Google released TimesFM 2.5 on March 31, 2026 — a 200M-parameter zero-shot forecasting model pre-trained on 400 billion real-world time-points that outperforms ARIMA by 15–25% with no domain-specific fine-tuning. Here’s how it works, how to use it, and when it belongs in your stack.
On March 31, 2026, Google Research released TimesFM 2.5 — a 200-million-parameter zero-shot time series forecasting foundation model that delivers production-ready predictions without any domain-specific training. Pre-trained on 400 billion real-world time-points spanning retail, finance, healthcare, and industrial telemetry, TimesFM 2.5 introduces a context window 8x larger than its predecessor (16,384 time-points), a probabilistic quantile forecasting head, and restored support for external covariates like holidays and promotional events. The headline benchmark result: TimesFM 2.5 outperforms ARIMA by 15–25% on retail and financial forecasting datasets while matching fully fine-tuned deep learning models — with zero task-specific training data required. For developers and data scientists who have spent years managing training pipelines, data labeling overhead, and retraining cycles, TimesFM 2.5 represents the same paradigm shift that large language models brought to text: a single pre-trained model that works out of the box across wildly different domains.
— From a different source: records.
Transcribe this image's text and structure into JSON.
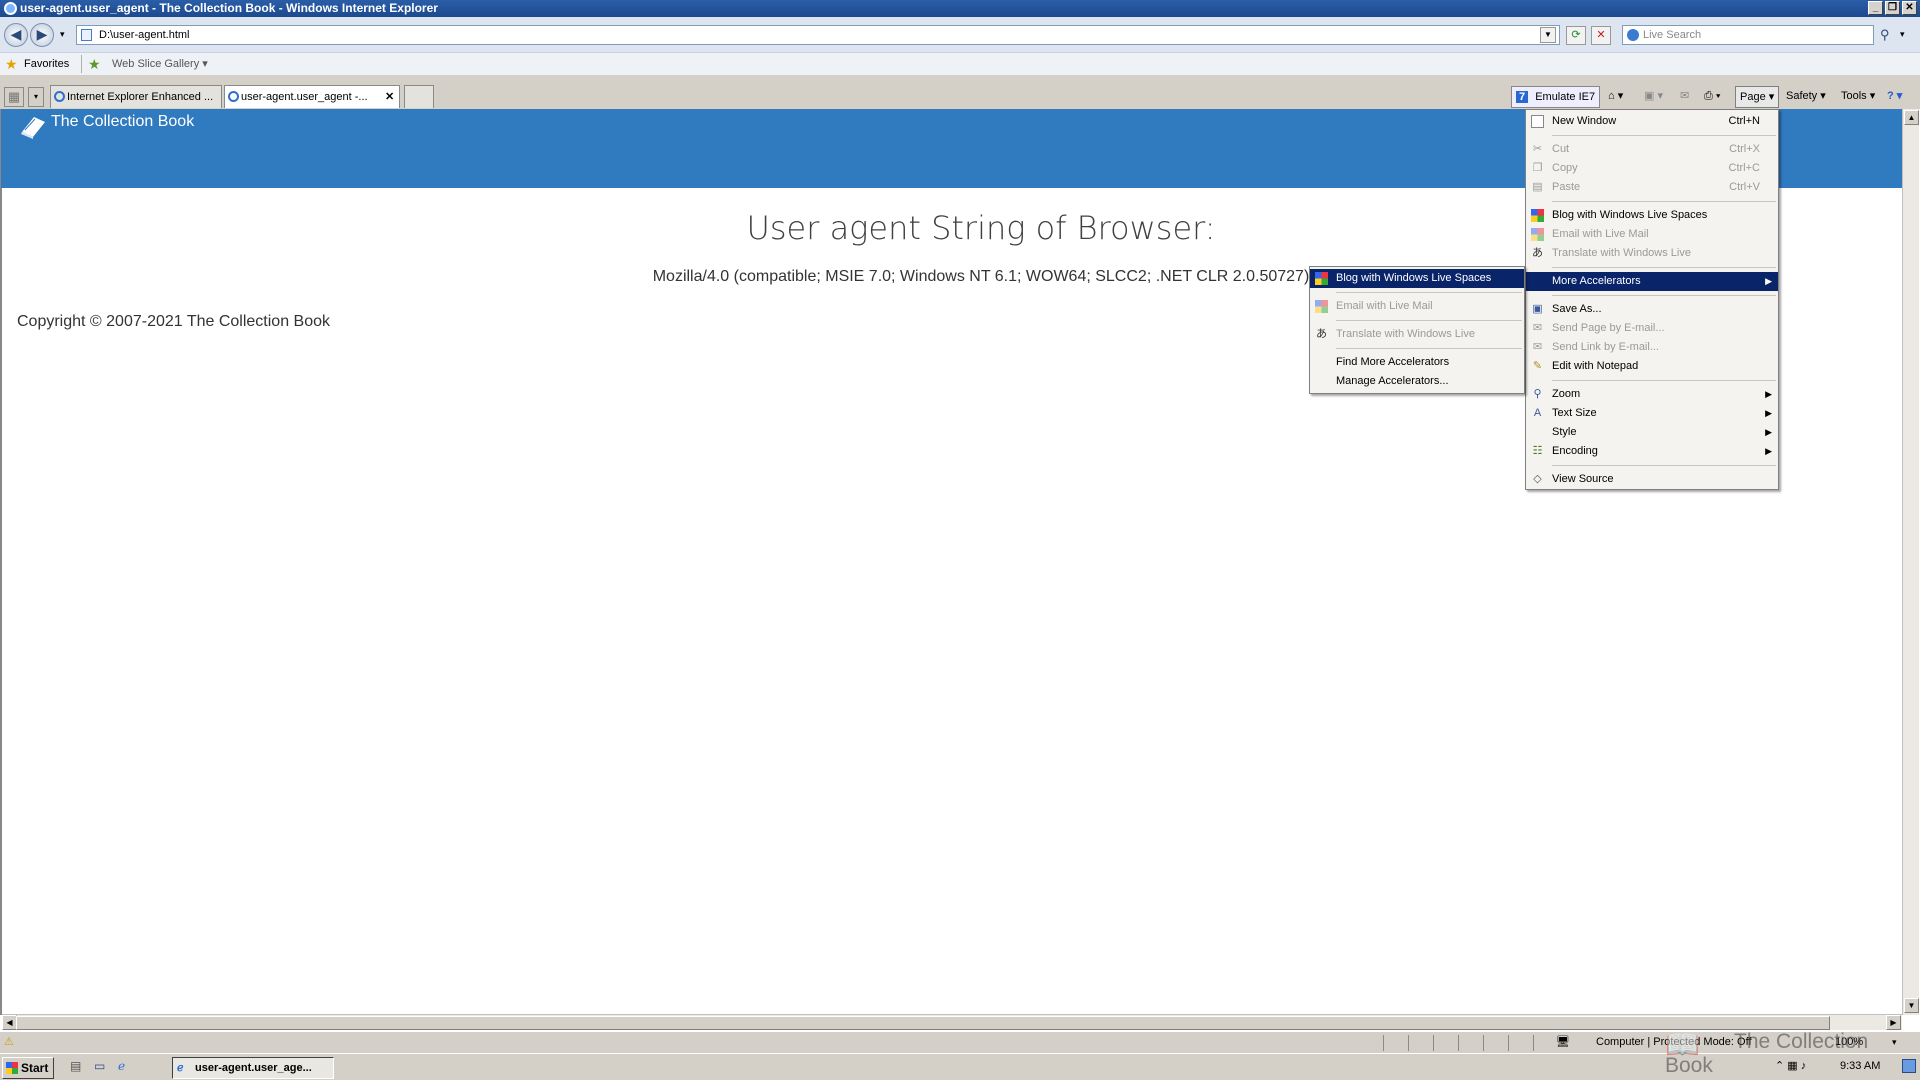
{
  "window": {
    "title": "user-agent.user_agent - The Collection Book - Windows Internet Explorer",
    "controls": [
      "_",
      "❐",
      "✕"
    ]
  },
  "address_bar": {
    "url": "D:\\user-agent.html",
    "search_placeholder": "Live Search"
  },
  "favorites_bar": {
    "favorites_label": "Favorites",
    "web_slice_label": "Web Slice Gallery ▾"
  },
  "tabs": [
    {
      "label": "Internet Explorer Enhanced ..."
    },
    {
      "label": "user-agent.user_agent -..."
    }
  ],
  "command_bar": {
    "emulate": "Emulate IE7",
    "page": "Page ▾",
    "safety": "Safety ▾",
    "tools": "Tools ▾"
  },
  "page": {
    "site_title": "The Collection Book",
    "heading": "User agent String of Browser:",
    "user_agent": "Mozilla/4.0 (compatible; MSIE 7.0; Windows NT 6.1; WOW64; SLCC2; .NET CLR 2.0.50727)",
    "copyright": "Copyright © 2007-2021 The Collection Book"
  },
  "page_menu": {
    "new_window": {
      "label": "New Window",
      "shortcut": "Ctrl+N"
    },
    "cut": {
      "label": "Cut",
      "shortcut": "Ctrl+X"
    },
    "copy": {
      "label": "Copy",
      "shortcut": "Ctrl+C"
    },
    "paste": {
      "label": "Paste",
      "shortcut": "Ctrl+V"
    },
    "blog": "Blog with Windows Live Spaces",
    "email": "Email with Live Mail",
    "translate": "Translate with Windows Live",
    "more_accelerators": "More Accelerators",
    "save_as": "Save As...",
    "send_page": "Send Page by E-mail...",
    "send_link": "Send Link by E-mail...",
    "edit_notepad": "Edit with Notepad",
    "zoom": "Zoom",
    "text_size": "Text Size",
    "style": "Style",
    "encoding": "Encoding",
    "view_source": "View Source"
  },
  "accelerators_submenu": {
    "blog": "Blog with Windows Live Spaces",
    "email": "Email with Live Mail",
    "translate": "Translate with Windows Live",
    "find_more": "Find More Accelerators",
    "manage": "Manage Accelerators..."
  },
  "status_bar": {
    "zone": "Computer | Protected Mode: Off",
    "zoom": "100%"
  },
  "taskbar": {
    "start": "Start",
    "active_item": "user-agent.user_age...",
    "clock": "9:33 AM"
  },
  "watermark": "The Collection Book",
  "colors": {
    "banner": "#307ac0",
    "menu_highlight": "#0a246a"
  }
}
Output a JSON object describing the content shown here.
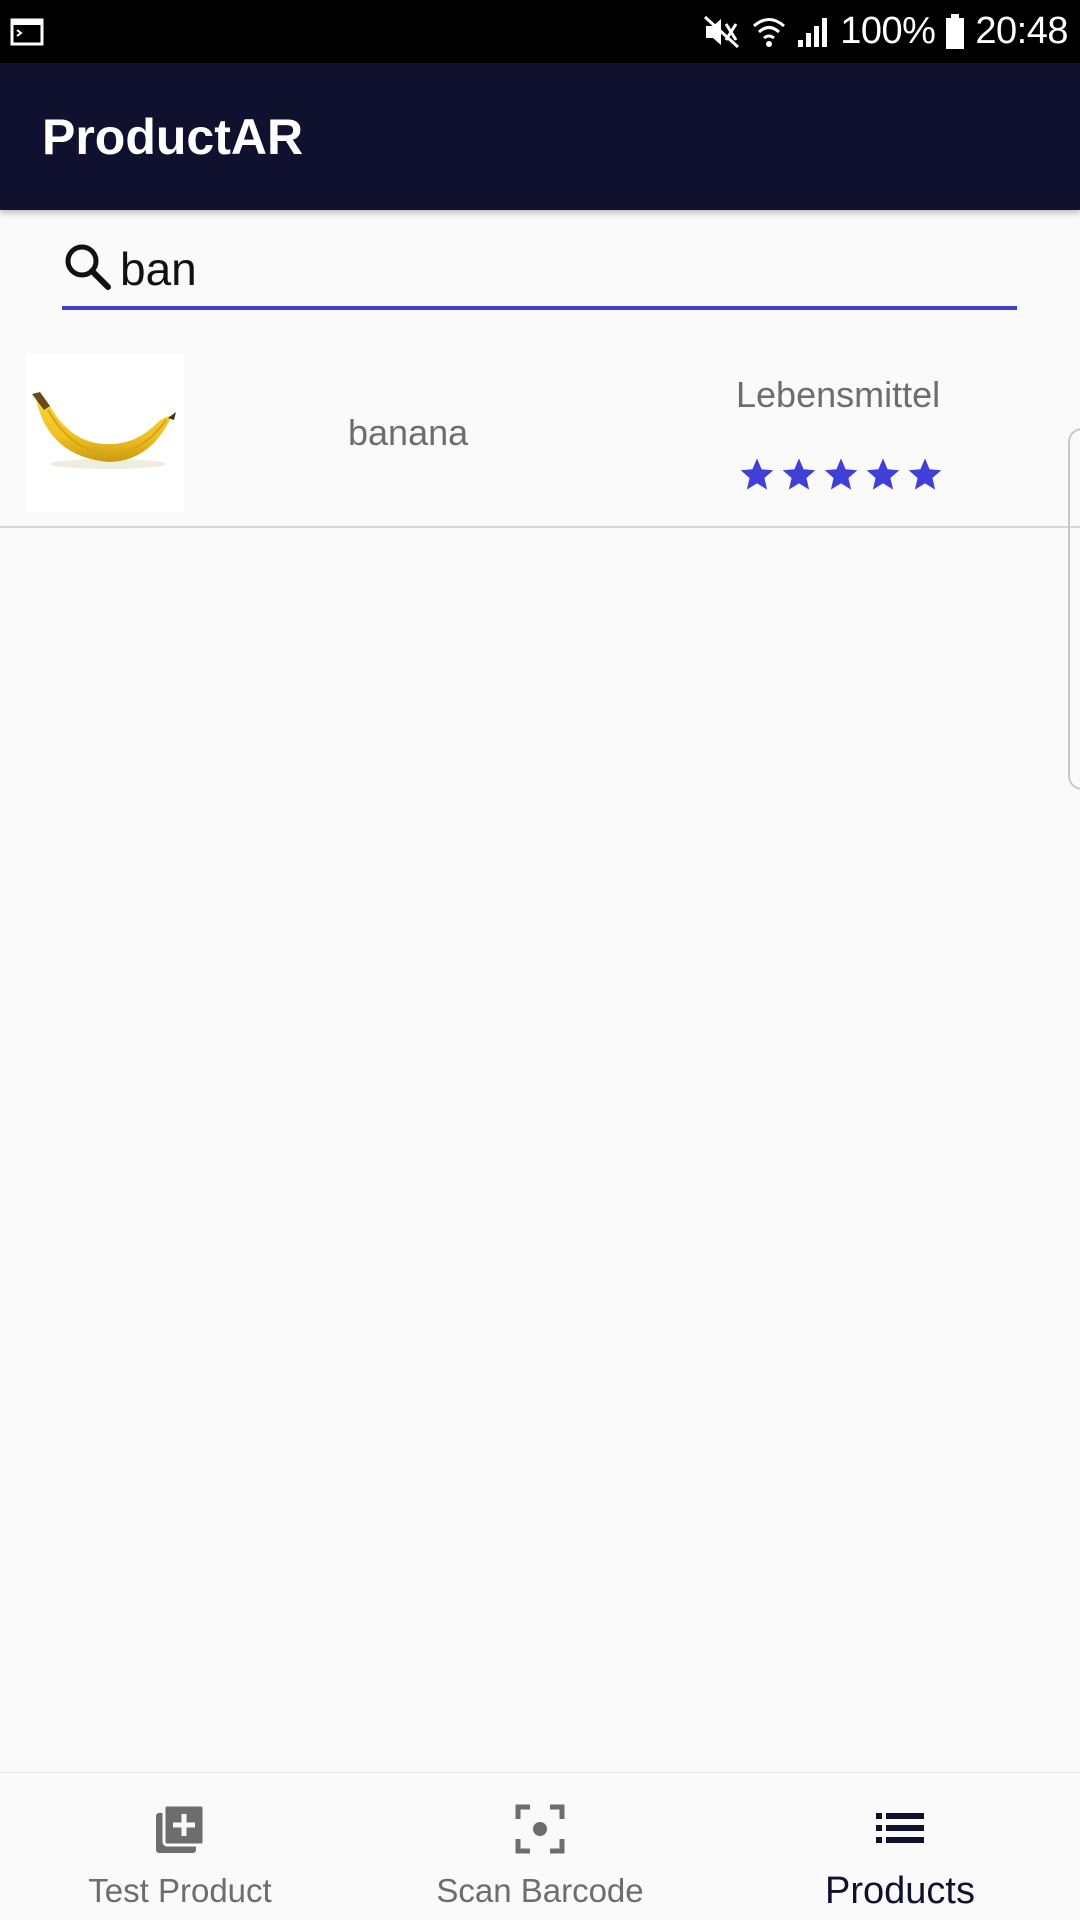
{
  "status_bar": {
    "battery_text": "100%",
    "time": "20:48",
    "icons": [
      "terminal-icon",
      "mute-icon",
      "wifi-icon",
      "signal-icon",
      "battery-icon"
    ]
  },
  "app_bar": {
    "title": "ProductAR"
  },
  "search": {
    "value": "ban",
    "icon": "search-icon",
    "accent_color": "#4040c8"
  },
  "products": [
    {
      "name": "banana",
      "category": "Lebensmittel",
      "rating": 5,
      "rating_max": 5,
      "image": "banana"
    }
  ],
  "bottom_nav": {
    "items": [
      {
        "label": "Test Product",
        "icon": "add-product-icon",
        "active": false
      },
      {
        "label": "Scan Barcode",
        "icon": "scan-barcode-icon",
        "active": false
      },
      {
        "label": "Products",
        "icon": "list-icon",
        "active": true
      }
    ]
  },
  "colors": {
    "app_bar": "#10112e",
    "star": "#4040d8",
    "text_secondary": "#6d6d6d"
  }
}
Why Time Series Foundation Models Took So Long
Large language models arrived first because text is the most abundant structured data format in existence — the internet provided a natural pre-training corpus of near-infinite scale. Time series data is different. It lives in silos: retail demand data sits in ERP systems, financial time series in proprietary trading platforms, industrial sensor data in SCADA systems. None of it is scraped and indexed. Building a general-purpose foundation model required Google to curate a specialized dataset of 400 billion real-world time-points from sufficiently diverse domains to achieve genuine zero-shot generalization.
The architectural challenge was equally non-trivial. Standard transformer architectures were designed for discrete token sequences. Time series data is continuous, multivariate, and irregularly sampled across domains. TimesFM’s solution — introduced in the original 2024 paper and refined in subsequent versions — is a patch-based tokenization approach: instead of treating individual time-points as tokens, TimesFM groups contiguous time-points into “patches” and processes each patch as a single token in a decoder-only autoregressive architecture. This design captures local temporal patterns within patches while the transformer’s attention mechanism captures long-range dependencies across the full time series — effectively the same insight that enabled transformers to handle long documents by chunking sentences into paragraphs.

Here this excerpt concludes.